El negocio de las prótesis

El Informe Sexpol sitúa el porcentaje de varones que han sufrido este tipo de disfunción en torno al nueve por ciento, lo que nos daría una cifra aproximada de un millón de hombres; la mitad de la cifra que manejan algunos estudios médicos. Sin embargo, la cantidad es lo suficientemente alta para que algunos profesionales de la medicina hayan percibido un negocio rentable en ella y se hayan lanzado a vender prótesis peneanas como la solución definitiva de estos problemas, provocando, como efecto iatrogénico, el aumento del miedo hasta cotas inadmisibles. Esta publicidad interesada oculta que la mayor parte de estas disfunciones son de origen psicógeno y que las prótesis no solucionan nada, más allá de su efecto placebo en las primeras relaciones, sobre todo en varones que superen los cincuenta años.

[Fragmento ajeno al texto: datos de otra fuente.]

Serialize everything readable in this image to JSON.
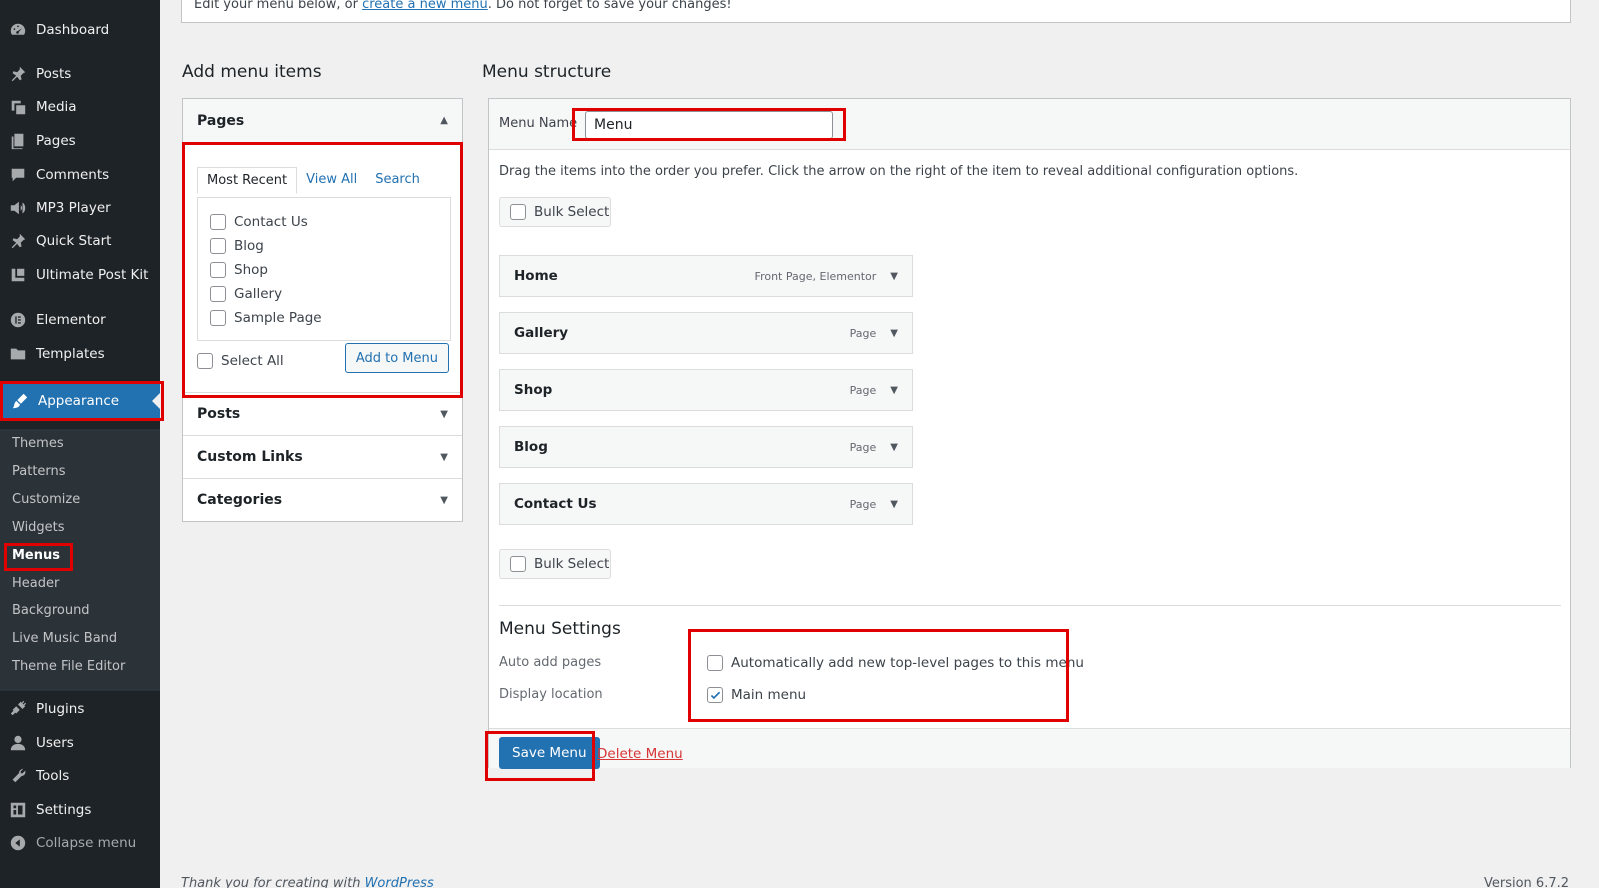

La confusión ante la relación que tiene la erección del pene con el coito, por un lado, y con el deseo sexual, por otro (típica del modelo burgués-tradicional), es la principal causa de estos problemas y la fuente del miedo machista a ser un impotente. La terapia consiste básicamente en cambiar las actitudes y conductas sexuales del varón afectado. Enseñarle a mantener relaciones sexuales lúdicas, sin la responsabilidad de quedar bien, sin pretender erecciones fabulosas o que duren horas y ho­ras, sino concentrándose en sus propias sensaciones eróticas, producidas por una compañera activa que le acaricia por todo el cuerpo, que le permite ser egoísta y mantener una actitud relajada y de abandono. Se le explican los inconvenientes del coito para la obtención del placer femenino y se le induce a que pruebe a proporcionar placer a su compañera con otras técnicas sexuales como la heteromasturbación, los placereados, las caricias bucogenitales, etc. Si el hombre es receptivo y asume bien las indicaciones, recobra la erección de forma natural y aprende a enfocar sus relaciones sexuales con un contenido diferente.